Discussing whether the SaaS startup is feeling any impact from a wider market cooling on tech and SaaS stocks, she adds: “Law firms are notoriously counter-cyclical businesses, so they don’t tend to suffer as much as traditional corporates in a downturn. But in general what we see is that as we demonstrate increased value to law firms and drive better core business operations, we become more, not less valuable, irrespective of market conditions.”
Legal and compliance tech has been an increasingly active category for startups in recent years. But Salasky suggests most of the action has focused on contract management or other targeted ‘point solutions,’ whereas Legl aims to stand apart by offering a more holistic platform for law firms to power up their ability to serve clients by providing them with a suite of digital tools that can automate and support their business operations. This frees up in-house expertise to focus on more of the core legal work.
“There is an explosion of investment in contract management and other areas where the substantive legal work could be improved.

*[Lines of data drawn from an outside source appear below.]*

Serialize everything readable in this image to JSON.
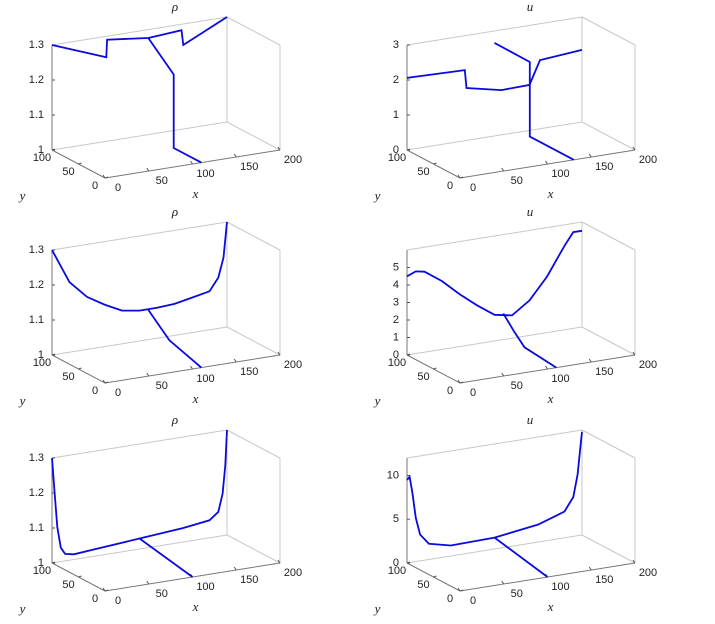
{
  "chart_data": [
    {
      "type": "line3d",
      "title": "ρ",
      "x_label": "x",
      "y_label": "y",
      "color": "#0a0adc",
      "xlim": [
        0,
        200
      ],
      "ylim": [
        0,
        100
      ],
      "zlim": [
        1,
        1.3
      ],
      "xticks": [
        0,
        50,
        100,
        150,
        200
      ],
      "yticks": [
        0,
        50,
        100
      ],
      "zticks": [
        1,
        1.1,
        1.2,
        1.3
      ],
      "series": [
        {
          "x": [
            0,
            62,
            63,
            110,
            148,
            150,
            200
          ],
          "y": [
            100,
            100,
            100,
            100,
            100,
            100,
            100
          ],
          "z": [
            1.3,
            1.24,
            1.29,
            1.276,
            1.283,
            1.24,
            1.3
          ]
        },
        {
          "x": [
            110,
            110,
            110,
            110
          ],
          "y": [
            100,
            52,
            52,
            0
          ],
          "z": [
            1.276,
            1.21,
            1,
            1
          ]
        }
      ]
    },
    {
      "type": "line3d",
      "title": "u",
      "x_label": "x",
      "y_label": "y",
      "color": "#0a0adc",
      "xlim": [
        0,
        200
      ],
      "ylim": [
        0,
        100
      ],
      "zlim": [
        0,
        3
      ],
      "xticks": [
        0,
        50,
        100,
        150,
        200
      ],
      "yticks": [
        0,
        50,
        100
      ],
      "zticks": [
        0,
        1,
        2,
        3
      ],
      "series": [
        {
          "x": [
            0,
            66,
            68,
            108,
            140,
            152,
            200
          ],
          "y": [
            100,
            100,
            100,
            100,
            100,
            100,
            100
          ],
          "z": [
            2.06,
            2.02,
            1.5,
            1.28,
            1.3,
            1.96,
            2.06
          ]
        },
        {
          "x": [
            100,
            130,
            130,
            130
          ],
          "y": [
            100,
            83,
            83,
            0
          ],
          "z": [
            2.66,
            2.13,
            0,
            0
          ]
        }
      ]
    },
    {
      "type": "line3d",
      "title": "ρ",
      "x_label": "x",
      "y_label": "y",
      "color": "#0a0adc",
      "xlim": [
        0,
        200
      ],
      "ylim": [
        0,
        100
      ],
      "zlim": [
        1,
        1.3
      ],
      "xticks": [
        0,
        50,
        100,
        150,
        200
      ],
      "yticks": [
        0,
        50,
        100
      ],
      "zticks": [
        1,
        1.1,
        1.2,
        1.3
      ],
      "series": [
        {
          "x": [
            0,
            20,
            40,
            60,
            80,
            100,
            120,
            140,
            160,
            180,
            190,
            196,
            200
          ],
          "y": [
            100,
            100,
            100,
            100,
            100,
            100,
            100,
            100,
            100,
            100,
            100,
            100,
            100
          ],
          "z": [
            1.3,
            1.2,
            1.15,
            1.12,
            1.095,
            1.087,
            1.087,
            1.09,
            1.1,
            1.11,
            1.145,
            1.2,
            1.3
          ]
        },
        {
          "x": [
            110,
            110,
            110
          ],
          "y": [
            100,
            60,
            0
          ],
          "z": [
            1.085,
            1.03,
            1
          ]
        }
      ]
    },
    {
      "type": "line3d",
      "title": "u",
      "x_label": "x",
      "y_label": "y",
      "color": "#0a0adc",
      "xlim": [
        0,
        200
      ],
      "ylim": [
        0,
        100
      ],
      "zlim": [
        0,
        6
      ],
      "xticks": [
        0,
        50,
        100,
        150,
        200
      ],
      "yticks": [
        0,
        50,
        100
      ],
      "zticks": [
        0,
        1,
        2,
        3,
        4,
        5
      ],
      "series": [
        {
          "x": [
            0,
            10,
            20,
            40,
            60,
            80,
            100,
            120,
            140,
            160,
            180,
            190,
            200
          ],
          "y": [
            100,
            100,
            100,
            100,
            100,
            100,
            100,
            100,
            100,
            100,
            100,
            100,
            100
          ],
          "z": [
            4.5,
            4.7,
            4.6,
            3.9,
            3.0,
            2.2,
            1.5,
            1.3,
            2.0,
            3.2,
            4.8,
            5.5,
            5.5
          ]
        },
        {
          "x": [
            110,
            110,
            110,
            110
          ],
          "y": [
            100,
            80,
            60,
            0
          ],
          "z": [
            1.5,
            0.8,
            0.2,
            0
          ]
        }
      ]
    },
    {
      "type": "line3d",
      "title": "ρ",
      "x_label": "x",
      "y_label": "y",
      "color": "#0a0adc",
      "xlim": [
        0,
        200
      ],
      "ylim": [
        0,
        100
      ],
      "zlim": [
        1,
        1.3
      ],
      "xticks": [
        0,
        50,
        100,
        150,
        200
      ],
      "yticks": [
        0,
        50,
        100
      ],
      "zticks": [
        1,
        1.1,
        1.2,
        1.3
      ],
      "series": [
        {
          "x": [
            0,
            3,
            6,
            10,
            15,
            25,
            50,
            100,
            150,
            180,
            190,
            195,
            198,
            200
          ],
          "y": [
            100,
            100,
            100,
            100,
            100,
            100,
            100,
            100,
            100,
            100,
            100,
            100,
            100,
            100
          ],
          "z": [
            1.3,
            1.2,
            1.1,
            1.04,
            1.02,
            1.015,
            1.02,
            1.03,
            1.04,
            1.05,
            1.07,
            1.12,
            1.2,
            1.3
          ]
        },
        {
          "x": [
            100,
            100
          ],
          "y": [
            100,
            0
          ],
          "z": [
            1.03,
            1
          ]
        }
      ]
    },
    {
      "type": "line3d",
      "title": "u",
      "x_label": "x",
      "y_label": "y",
      "color": "#0a0adc",
      "xlim": [
        0,
        200
      ],
      "ylim": [
        0,
        100
      ],
      "zlim": [
        0,
        12
      ],
      "xticks": [
        0,
        50,
        100,
        150,
        200
      ],
      "yticks": [
        0,
        50,
        100
      ],
      "zticks": [
        0,
        5,
        10
      ],
      "series": [
        {
          "x": [
            0,
            3,
            6,
            10,
            15,
            25,
            50,
            100,
            150,
            180,
            190,
            195,
            198,
            200
          ],
          "y": [
            100,
            100,
            100,
            100,
            100,
            100,
            100,
            100,
            100,
            100,
            100,
            100,
            100,
            100
          ],
          "z": [
            9.5,
            9.8,
            8,
            5,
            3,
            1.8,
            1.2,
            1.3,
            2,
            3,
            4.5,
            7,
            10,
            11.8
          ]
        },
        {
          "x": [
            100,
            100
          ],
          "y": [
            100,
            0
          ],
          "z": [
            1.3,
            0
          ]
        }
      ]
    }
  ]
}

But what we are doing at Legl takes a different approach — we are focused on the business of law, on the running of a complex regulated business that has clients at its heart, and where to date there has been very little in the way of cloud-based technology,” she suggests.
Commenting on the Series B in a statement, Malcolm Ferguson, investor at Octopus Ventures, added: “We’re delighted to continue to support Julia and the team on their mission to free up lawyers’ time so they focus on creating value for their clients. The company has grown really strongly over the last 12 months, and is positioning itself to become the go-to solution for law firms looking to modernise and automate their non-core work. Not only does this improve a law firm’s revenues, and margins, but [it] also means they can deliver a meaningfully better experience to their clients. We’re excited to see what Julia can achieve with this funding over the coming years.”